RELATOR : MINISTRO LUIS FELIPE SALOMÃO
RECORRENTE : A.D.V.P.
ADVOGADOS : ANNA MARIA DA TRINDADE DOS REIS E OUTRO(S)
L.P.A. E OUTRO(S)
B.A.C.D.O.
RECORRIDO : T.M.L. -M.F.
ADVOGADOS : LEONARDO ORSINI DE CASTRO AMARANTE
MAURO MARCELLO DA COSTA MACHADO - SÍNDICO

EMENTA

DIREITO CIVIL E COMERCIAL. DESCONSIDERAÇÃO DA PERSONALIDADE JURÍDICA. SEMELHANÇA COM AS AÇÕES REVOCATÓRIA FALENCIAL E PAULIANA. INEXISTÊNCIA. PRAZO DECADENCIAL. AUSÊNCIA. DIREITO POTESTATIVO QUE NÃO SE EXTINGUE PELO NÃO-USO. DEFERIMENTO DA MEDIDA NOS AUTOS DA FALÊNCIA. POSSIBILIDADE. AÇÃO DE RESPONSABILIZAÇÃO SOCIETÁRIA. INSTITUTO DIVERSO. EXTENSÃO DA DISREGARD A EX-SÓCIOS. VIABILIDADE.

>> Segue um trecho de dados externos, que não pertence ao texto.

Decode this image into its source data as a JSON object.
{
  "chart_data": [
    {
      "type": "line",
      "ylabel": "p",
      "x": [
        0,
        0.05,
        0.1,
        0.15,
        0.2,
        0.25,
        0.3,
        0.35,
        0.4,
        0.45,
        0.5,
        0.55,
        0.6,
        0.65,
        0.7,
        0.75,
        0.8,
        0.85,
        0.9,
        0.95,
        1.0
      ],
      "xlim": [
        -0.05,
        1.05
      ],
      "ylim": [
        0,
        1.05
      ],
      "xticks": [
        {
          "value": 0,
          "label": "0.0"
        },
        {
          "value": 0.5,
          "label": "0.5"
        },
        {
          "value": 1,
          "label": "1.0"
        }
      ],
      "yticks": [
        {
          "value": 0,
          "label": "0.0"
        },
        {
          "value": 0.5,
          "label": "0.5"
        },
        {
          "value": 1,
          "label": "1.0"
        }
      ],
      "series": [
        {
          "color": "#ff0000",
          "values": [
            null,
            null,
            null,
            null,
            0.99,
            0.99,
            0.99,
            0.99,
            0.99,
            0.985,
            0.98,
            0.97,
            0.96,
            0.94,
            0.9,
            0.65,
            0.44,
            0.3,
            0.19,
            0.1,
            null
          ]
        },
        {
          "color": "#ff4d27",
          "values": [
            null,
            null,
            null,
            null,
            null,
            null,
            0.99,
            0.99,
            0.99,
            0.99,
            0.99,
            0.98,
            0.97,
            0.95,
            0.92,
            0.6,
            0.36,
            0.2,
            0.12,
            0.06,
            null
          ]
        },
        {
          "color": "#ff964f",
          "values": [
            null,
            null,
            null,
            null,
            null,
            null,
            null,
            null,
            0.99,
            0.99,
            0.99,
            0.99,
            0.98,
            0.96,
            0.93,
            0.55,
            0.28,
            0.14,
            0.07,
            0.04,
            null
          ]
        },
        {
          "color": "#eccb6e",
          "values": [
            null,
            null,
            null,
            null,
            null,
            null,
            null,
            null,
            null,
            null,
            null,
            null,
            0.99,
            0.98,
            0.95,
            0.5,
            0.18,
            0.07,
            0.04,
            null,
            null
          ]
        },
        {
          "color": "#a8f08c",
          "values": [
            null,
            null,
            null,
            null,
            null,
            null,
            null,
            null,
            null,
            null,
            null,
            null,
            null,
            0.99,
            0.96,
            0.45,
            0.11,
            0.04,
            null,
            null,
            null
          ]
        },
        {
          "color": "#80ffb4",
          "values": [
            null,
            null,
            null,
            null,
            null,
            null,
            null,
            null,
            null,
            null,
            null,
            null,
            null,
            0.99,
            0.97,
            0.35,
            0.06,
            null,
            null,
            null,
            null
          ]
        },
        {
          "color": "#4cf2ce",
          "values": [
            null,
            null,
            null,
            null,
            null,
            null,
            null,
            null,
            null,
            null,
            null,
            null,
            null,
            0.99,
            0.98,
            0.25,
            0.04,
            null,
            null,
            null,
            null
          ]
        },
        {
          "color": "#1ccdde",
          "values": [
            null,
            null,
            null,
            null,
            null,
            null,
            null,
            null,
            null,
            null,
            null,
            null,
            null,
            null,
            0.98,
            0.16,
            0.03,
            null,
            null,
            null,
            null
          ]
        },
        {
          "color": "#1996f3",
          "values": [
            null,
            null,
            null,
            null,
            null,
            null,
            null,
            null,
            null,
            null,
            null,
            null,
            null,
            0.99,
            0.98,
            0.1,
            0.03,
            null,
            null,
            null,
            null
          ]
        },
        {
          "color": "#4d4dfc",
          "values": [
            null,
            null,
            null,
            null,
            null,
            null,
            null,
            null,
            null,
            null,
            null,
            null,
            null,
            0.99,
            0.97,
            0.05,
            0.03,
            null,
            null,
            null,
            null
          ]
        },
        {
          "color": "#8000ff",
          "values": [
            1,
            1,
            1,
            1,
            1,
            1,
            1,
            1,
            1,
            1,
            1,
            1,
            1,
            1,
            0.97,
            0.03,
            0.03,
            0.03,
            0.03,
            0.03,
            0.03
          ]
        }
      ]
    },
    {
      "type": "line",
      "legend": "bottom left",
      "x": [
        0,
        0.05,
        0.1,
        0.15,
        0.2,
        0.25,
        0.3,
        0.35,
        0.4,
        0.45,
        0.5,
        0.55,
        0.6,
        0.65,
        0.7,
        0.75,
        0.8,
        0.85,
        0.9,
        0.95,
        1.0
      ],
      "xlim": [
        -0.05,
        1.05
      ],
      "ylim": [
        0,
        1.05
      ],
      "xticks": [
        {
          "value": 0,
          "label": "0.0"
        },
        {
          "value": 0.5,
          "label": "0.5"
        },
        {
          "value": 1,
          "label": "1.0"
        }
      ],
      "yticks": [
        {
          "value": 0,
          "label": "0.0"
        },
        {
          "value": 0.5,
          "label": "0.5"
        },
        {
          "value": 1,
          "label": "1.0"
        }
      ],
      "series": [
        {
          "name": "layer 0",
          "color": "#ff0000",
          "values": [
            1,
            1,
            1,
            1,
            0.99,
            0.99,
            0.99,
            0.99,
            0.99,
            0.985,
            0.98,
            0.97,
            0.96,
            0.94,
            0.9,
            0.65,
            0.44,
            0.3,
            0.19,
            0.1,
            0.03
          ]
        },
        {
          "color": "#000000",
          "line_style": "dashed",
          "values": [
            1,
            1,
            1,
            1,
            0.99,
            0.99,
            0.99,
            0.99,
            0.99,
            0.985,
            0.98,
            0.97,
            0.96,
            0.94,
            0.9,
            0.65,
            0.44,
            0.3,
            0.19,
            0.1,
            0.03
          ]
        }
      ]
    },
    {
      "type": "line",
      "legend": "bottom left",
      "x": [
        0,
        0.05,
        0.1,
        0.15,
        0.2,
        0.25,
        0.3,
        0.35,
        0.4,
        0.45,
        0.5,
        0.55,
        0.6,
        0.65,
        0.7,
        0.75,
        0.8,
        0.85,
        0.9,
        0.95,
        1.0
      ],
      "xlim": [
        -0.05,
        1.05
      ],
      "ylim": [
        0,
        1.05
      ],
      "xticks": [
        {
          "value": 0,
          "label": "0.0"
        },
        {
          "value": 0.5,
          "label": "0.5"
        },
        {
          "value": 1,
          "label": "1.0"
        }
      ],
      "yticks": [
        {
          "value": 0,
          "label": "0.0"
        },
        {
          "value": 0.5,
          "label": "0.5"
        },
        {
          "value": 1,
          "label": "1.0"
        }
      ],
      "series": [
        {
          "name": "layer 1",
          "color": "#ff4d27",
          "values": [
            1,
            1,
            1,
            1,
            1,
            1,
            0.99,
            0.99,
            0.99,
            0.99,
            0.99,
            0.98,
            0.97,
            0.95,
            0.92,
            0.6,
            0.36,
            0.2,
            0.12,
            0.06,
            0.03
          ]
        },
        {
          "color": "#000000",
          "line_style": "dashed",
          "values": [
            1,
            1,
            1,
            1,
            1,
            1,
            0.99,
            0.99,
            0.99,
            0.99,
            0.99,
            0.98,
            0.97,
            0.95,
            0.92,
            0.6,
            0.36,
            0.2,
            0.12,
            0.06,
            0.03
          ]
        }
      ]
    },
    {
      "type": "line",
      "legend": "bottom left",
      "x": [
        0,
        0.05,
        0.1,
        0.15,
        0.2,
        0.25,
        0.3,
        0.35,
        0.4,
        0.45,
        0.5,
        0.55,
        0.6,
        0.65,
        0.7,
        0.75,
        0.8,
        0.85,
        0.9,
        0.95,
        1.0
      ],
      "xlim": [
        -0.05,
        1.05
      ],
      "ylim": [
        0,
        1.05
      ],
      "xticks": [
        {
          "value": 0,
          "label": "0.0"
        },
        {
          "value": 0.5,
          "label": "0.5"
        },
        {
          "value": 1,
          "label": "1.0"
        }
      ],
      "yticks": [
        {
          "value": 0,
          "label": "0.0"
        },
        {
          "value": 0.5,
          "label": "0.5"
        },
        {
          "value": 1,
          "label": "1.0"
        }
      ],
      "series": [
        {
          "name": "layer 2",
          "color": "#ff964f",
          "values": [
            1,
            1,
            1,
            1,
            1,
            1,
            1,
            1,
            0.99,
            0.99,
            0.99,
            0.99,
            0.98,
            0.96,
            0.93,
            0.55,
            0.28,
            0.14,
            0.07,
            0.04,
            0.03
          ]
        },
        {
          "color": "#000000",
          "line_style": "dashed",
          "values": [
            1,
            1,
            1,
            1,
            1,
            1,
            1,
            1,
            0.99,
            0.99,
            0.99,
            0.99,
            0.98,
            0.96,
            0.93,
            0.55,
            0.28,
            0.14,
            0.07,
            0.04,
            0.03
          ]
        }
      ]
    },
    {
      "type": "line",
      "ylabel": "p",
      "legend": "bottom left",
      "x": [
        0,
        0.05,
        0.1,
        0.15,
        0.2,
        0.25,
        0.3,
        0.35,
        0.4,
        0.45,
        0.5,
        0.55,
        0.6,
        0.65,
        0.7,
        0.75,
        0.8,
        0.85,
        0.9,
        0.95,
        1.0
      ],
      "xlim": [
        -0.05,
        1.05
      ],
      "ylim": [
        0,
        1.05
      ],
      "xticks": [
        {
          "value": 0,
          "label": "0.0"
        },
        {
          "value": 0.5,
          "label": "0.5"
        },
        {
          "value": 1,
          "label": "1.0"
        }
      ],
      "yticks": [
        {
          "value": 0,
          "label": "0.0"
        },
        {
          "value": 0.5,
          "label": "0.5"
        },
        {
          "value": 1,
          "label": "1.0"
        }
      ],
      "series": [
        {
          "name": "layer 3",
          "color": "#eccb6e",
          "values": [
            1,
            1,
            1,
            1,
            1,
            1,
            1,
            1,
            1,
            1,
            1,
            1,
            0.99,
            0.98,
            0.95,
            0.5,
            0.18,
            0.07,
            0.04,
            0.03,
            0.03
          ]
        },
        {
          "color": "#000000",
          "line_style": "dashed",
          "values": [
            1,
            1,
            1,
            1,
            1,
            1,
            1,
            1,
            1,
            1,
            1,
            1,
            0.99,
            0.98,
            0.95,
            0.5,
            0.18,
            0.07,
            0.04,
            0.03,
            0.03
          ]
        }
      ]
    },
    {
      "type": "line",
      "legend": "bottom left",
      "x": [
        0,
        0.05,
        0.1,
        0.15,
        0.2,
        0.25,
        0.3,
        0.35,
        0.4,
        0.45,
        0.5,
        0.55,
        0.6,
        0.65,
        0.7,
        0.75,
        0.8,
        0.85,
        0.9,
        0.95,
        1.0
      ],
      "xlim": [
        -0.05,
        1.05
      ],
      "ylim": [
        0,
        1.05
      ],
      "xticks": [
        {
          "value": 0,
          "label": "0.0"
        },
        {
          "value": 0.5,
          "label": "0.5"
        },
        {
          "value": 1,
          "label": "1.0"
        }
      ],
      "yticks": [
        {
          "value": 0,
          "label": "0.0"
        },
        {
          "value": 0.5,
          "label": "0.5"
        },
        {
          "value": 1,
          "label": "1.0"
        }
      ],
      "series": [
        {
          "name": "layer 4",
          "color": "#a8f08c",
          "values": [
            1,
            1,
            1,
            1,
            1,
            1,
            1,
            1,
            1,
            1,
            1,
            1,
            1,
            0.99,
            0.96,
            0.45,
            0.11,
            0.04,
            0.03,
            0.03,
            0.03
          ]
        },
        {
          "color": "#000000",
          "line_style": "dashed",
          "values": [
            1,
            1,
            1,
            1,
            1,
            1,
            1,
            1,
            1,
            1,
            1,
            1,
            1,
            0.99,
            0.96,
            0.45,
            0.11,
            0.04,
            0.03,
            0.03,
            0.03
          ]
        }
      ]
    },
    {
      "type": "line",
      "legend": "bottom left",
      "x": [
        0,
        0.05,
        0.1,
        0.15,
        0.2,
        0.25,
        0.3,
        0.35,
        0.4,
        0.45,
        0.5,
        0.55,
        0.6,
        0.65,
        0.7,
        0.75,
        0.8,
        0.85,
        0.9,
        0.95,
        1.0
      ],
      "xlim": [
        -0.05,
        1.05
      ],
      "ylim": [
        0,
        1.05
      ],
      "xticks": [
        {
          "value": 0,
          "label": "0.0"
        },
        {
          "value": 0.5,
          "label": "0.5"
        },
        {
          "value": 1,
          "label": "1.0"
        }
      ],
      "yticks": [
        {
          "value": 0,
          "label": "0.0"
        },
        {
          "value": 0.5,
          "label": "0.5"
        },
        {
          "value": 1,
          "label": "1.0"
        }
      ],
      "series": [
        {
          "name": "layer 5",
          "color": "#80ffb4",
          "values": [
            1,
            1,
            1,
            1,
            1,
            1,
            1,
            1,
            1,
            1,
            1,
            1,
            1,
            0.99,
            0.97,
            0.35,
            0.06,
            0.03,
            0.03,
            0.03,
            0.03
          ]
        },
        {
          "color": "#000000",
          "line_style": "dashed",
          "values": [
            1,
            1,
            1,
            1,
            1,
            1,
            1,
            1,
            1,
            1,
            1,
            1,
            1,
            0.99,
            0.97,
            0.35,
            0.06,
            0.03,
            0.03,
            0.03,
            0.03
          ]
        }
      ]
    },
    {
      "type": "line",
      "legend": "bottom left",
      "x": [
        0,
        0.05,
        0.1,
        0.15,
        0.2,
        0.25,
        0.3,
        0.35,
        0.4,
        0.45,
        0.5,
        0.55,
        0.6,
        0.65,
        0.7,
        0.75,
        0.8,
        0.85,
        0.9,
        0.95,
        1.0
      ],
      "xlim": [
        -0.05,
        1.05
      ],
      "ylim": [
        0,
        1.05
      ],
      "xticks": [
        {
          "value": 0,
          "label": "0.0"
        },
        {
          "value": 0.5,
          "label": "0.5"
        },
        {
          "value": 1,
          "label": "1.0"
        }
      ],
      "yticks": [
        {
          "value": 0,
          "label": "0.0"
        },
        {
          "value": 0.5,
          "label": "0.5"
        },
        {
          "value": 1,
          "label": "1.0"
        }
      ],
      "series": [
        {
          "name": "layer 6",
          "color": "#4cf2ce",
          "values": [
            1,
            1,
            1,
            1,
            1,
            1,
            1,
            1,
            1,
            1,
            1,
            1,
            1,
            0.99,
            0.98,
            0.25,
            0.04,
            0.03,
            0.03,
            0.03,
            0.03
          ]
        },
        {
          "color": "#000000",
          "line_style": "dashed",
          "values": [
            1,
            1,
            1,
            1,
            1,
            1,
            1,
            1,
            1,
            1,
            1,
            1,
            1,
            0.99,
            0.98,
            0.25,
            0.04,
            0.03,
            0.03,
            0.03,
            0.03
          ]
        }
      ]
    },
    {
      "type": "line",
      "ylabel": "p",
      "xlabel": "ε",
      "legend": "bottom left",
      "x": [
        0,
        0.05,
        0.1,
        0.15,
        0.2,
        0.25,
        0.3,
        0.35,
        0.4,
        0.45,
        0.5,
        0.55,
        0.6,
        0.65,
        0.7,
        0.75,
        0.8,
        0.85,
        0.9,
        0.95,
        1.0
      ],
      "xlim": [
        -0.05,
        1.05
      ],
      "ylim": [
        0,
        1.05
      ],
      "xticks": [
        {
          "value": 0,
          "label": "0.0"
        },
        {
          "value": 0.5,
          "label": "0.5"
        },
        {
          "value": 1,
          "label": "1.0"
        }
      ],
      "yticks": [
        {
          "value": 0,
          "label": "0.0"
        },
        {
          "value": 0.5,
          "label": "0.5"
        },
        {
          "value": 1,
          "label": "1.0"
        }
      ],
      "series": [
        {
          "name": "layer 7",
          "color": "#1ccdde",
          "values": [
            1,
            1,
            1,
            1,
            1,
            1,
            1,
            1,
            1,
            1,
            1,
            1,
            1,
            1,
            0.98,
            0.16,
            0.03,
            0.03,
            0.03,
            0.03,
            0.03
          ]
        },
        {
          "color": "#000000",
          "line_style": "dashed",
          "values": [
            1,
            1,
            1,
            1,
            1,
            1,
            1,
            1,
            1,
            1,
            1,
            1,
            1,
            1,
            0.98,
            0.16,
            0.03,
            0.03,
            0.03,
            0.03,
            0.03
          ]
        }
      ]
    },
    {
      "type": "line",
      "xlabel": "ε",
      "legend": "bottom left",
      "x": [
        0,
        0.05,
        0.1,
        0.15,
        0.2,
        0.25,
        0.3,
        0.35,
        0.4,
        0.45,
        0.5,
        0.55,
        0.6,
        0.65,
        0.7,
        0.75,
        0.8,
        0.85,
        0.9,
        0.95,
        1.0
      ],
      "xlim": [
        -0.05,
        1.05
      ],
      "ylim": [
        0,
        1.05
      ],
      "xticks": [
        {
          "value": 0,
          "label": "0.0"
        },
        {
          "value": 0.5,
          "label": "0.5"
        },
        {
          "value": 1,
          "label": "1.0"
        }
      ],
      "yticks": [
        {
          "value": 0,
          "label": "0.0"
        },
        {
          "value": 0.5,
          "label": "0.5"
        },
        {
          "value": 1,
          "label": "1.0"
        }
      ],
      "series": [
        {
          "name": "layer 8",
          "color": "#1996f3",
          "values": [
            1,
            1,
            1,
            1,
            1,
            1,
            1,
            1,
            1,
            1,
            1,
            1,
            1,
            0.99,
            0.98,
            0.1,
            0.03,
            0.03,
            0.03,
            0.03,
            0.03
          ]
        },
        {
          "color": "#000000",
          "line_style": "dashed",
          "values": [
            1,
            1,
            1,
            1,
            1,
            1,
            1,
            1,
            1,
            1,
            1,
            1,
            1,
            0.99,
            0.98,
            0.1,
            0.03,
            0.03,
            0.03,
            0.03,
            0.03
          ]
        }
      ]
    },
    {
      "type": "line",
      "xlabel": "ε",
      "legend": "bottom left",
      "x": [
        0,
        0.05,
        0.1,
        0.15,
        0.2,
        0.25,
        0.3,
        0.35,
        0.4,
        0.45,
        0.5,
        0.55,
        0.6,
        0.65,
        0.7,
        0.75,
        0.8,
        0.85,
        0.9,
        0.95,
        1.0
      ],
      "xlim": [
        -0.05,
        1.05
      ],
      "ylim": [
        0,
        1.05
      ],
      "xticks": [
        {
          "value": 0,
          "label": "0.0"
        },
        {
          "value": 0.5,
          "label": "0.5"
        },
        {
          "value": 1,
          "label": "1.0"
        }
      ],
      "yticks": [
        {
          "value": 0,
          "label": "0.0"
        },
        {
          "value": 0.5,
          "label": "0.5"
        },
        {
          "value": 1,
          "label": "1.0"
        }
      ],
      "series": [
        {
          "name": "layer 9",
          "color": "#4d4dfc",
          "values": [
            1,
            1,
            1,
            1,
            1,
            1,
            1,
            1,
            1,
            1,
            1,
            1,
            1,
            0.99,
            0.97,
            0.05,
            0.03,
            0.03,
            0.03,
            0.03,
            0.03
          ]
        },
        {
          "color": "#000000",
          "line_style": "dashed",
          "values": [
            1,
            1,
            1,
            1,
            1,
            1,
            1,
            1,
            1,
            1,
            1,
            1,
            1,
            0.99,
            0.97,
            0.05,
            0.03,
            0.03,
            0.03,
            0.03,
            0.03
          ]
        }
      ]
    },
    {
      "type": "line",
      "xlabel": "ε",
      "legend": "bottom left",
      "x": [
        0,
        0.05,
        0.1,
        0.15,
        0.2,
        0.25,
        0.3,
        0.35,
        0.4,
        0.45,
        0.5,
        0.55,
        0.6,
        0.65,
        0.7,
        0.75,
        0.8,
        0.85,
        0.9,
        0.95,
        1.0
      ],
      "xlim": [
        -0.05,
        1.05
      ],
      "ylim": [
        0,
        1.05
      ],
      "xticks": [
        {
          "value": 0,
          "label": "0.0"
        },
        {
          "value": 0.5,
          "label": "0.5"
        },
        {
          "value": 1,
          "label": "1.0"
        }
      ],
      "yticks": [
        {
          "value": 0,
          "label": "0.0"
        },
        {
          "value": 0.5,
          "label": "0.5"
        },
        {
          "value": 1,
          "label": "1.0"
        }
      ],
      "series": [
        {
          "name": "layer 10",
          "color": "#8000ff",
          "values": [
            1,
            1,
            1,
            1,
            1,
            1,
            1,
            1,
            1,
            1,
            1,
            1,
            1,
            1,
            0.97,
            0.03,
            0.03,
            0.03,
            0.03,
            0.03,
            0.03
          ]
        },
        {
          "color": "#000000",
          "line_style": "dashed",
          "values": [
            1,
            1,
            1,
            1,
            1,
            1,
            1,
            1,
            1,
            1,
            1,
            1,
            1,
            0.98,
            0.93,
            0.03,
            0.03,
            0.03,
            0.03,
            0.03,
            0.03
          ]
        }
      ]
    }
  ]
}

  1. A desconsideração da personalidade jurídica não se assemelha à ação revocatória falencial ou à ação pauliana, seja em suas causas justificadoras, seja em suas consequências. A primeira (revocatória) visa ao reconhecimento de ineficácia de determinado negócio jurídico tido como suspeito, e a segunda (pauliana) à invalidação de ato praticado em fraude a credores, servindo ambos os instrumentos como espécies de interditos restitutórios, no desiderato de devolver à massa, falida ou insolvente, os bens necessários ao adimplemento dos credores, agora em igualdade de condições (arts. 129 e 130 da Lei n.º 11.101⁄05 e art. 165 do Código Civil de 2002).

  2. A desconsideração da personalidade jurídica, a sua vez, é técnica consistente não na ineficácia ou invalidade de negócios jurídicos celebrados pela empresa, mas na ineficácia relativa da própria pessoa jurídica - rectius, ineficácia do contrato ou estatuto social da empresa -, frente a credores cujos direitos não são satisfeitos, mercê da autonomia patrimonial criada pelos atos constitutivos da sociedade.

  3. Com efeito, descabe, por ampliação ou analogia, sem qualquer previsão legal, trazer para a desconsideração da personalidade jurídica os prazos decadenciais para o ajuizamento das ações revocatória falencial e pauliana.

  4. Relativamente aos direitos potestativos para cujo exercício a lei não vislumbrou necessidade de prazo especial, prevalece a regra geral da inesgotabilidade ou da perpetuidade, segundo a qual os direitos não se extinguem pelo não-uso. Assim, à míngua de previsão legal, o pedido de desconsideração da personalidade jurídica, quando preenchidos os requisitos da medida, poderá ser realizado a qualquer momento.

  5. A superação da pessoa jurídica afirma-se como um incidente processual e não como um processo incidente, razão pela qual pode ser deferida nos próprios autos da falência, nos termos da jurisprudência sedimentada do STJ.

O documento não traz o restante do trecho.